Over & over again in politics, we come up against the mistakes, betrayals, compromises of iconic figures & organizations–& not just in the past. In a world where elitism & authority are honored, the young are discouraged from challenging, scrutinizing, questioning. And history constructs saints & flawless champions. It’s a way of teaching deference. It’s also a way of hiding reality behind hagiography.
Screw deference. There’s a world to change & on the path to social transformation, nothing is off limits; nothing & no one is sacred. The young should be encouraged to interrogate everything & everyone–not to replace elitism with disrespect & cynicism, but to understand the way forward. For the young there can be no hero/ines but only teachers.
The examples from history & social struggle are too many to cite. It came up dramatically in the 2012 South African film “Dear Mandela,” where young housing activists questioned policies of the ANC government & Nelson Mandela. (Mazwi Nzimande, one of the young leaders, is leading protests now against xenophobic violence.) It came up in 2011 when Dolores Huerta from the United Farm Workers accepted the Medal of Freedom award from Obama one month after his regime permanently barred children farm workers from safety protections.

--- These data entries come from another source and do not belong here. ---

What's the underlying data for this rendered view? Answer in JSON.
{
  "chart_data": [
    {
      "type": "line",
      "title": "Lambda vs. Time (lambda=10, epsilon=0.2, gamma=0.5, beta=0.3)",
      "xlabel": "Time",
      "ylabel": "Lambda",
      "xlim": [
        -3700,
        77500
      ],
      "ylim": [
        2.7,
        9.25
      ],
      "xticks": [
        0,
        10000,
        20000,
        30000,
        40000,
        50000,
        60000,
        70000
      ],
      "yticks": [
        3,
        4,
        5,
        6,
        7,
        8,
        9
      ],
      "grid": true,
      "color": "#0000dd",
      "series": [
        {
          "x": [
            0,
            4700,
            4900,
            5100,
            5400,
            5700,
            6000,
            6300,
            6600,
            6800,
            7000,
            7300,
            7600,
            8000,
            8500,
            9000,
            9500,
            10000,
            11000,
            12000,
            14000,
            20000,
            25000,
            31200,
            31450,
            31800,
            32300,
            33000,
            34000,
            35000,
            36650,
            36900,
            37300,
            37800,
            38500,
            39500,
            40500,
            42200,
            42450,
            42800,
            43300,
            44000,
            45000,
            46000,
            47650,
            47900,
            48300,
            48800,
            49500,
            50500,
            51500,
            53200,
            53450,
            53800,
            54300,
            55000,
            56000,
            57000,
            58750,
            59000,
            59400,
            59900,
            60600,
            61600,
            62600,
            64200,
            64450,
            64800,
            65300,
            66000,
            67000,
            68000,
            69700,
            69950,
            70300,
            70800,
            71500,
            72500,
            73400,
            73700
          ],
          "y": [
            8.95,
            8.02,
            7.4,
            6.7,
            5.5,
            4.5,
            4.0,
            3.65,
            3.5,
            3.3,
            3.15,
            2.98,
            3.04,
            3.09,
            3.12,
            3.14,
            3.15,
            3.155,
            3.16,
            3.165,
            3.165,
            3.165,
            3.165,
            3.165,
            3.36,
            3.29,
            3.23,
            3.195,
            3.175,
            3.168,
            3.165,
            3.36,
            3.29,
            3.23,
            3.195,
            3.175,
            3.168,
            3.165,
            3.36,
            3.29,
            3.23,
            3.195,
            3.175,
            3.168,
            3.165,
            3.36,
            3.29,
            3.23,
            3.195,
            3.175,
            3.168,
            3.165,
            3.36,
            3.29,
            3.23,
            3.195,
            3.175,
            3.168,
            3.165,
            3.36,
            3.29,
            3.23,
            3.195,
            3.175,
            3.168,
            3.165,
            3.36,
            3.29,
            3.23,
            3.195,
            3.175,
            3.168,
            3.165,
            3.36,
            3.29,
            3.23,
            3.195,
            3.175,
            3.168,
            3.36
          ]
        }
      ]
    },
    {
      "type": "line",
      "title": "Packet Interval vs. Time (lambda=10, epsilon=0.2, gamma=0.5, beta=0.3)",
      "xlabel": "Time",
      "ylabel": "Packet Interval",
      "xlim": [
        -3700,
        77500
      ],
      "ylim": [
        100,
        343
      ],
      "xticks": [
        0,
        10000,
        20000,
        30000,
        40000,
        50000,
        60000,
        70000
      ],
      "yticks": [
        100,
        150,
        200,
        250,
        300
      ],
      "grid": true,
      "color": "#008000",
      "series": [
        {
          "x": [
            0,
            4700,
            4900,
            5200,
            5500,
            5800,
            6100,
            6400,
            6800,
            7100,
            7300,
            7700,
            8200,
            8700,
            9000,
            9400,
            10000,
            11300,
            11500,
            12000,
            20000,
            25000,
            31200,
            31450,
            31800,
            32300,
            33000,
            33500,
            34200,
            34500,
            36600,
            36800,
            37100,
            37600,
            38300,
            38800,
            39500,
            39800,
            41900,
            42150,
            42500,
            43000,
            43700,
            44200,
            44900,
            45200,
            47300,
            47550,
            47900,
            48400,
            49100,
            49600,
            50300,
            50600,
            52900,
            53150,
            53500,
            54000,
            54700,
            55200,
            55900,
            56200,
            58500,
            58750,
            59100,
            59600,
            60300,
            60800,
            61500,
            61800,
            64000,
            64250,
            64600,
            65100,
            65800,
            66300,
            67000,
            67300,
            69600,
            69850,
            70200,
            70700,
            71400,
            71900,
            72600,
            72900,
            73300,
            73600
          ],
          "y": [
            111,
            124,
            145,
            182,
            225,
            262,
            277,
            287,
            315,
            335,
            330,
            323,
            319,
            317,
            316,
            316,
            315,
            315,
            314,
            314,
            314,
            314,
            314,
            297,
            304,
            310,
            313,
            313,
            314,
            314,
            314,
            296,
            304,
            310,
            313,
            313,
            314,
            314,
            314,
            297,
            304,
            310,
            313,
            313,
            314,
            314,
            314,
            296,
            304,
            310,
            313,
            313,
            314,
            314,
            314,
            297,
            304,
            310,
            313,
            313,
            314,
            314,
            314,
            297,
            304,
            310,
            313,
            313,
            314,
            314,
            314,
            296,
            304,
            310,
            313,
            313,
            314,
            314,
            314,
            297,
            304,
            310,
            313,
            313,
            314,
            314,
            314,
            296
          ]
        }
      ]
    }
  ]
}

It comes up with Angela Davis who cannot break loyalty with the Democratic Party; it comes up with numerous civil rights & feminist leaders who compromised rights to curry favor with the Democratic Party. It comes up when Mao Tse Tung is questioned. (Some misguided even cling to the sanctity of Joseph Stalin.) It’s the endless process of learning who to trust, what to respect.
Interrogating icons requires not insolence but information. You often see colossal ignorance displayed in criticisms of feminism from the 1970s. That movement was forged against a massive campaign of ridicule in media & now is being vilified as racist prudes by those who want to destroy & divide feminism along generational & ethnic lines rather than honest critique. Along with freedom to question, the young have to do their homework.
Choosing political leadership is not the same as selecting gurus or spiritual counselors. It’s a rugged process wrought in struggle & quite frankly those who never get off their asses but write criticisms from their easy chairs should learn to zip it. (Armchair rebels illustrate the only place in politics where humility is a virtue.) That process was played out in spades in the Egyptian uprising & now in the emerging civil rights movement. Leadership is the question of questions in social transformation. Who & whose program do we trust?
The politics of social transformation is not a place where tenure serves. Anyone who’s ever sat in an assembly of octogenarian leftists knows the full brunt of that truth. Those who marinate fifty years in sectarianism & factionalism do not improve with age but only grow more belligerent. And they are proof that nothing & no one is sacred in the process of understanding what is to be done. If the young don’t question, mistakes are not corrected. There isn’t a single case where obedience & deference served justice.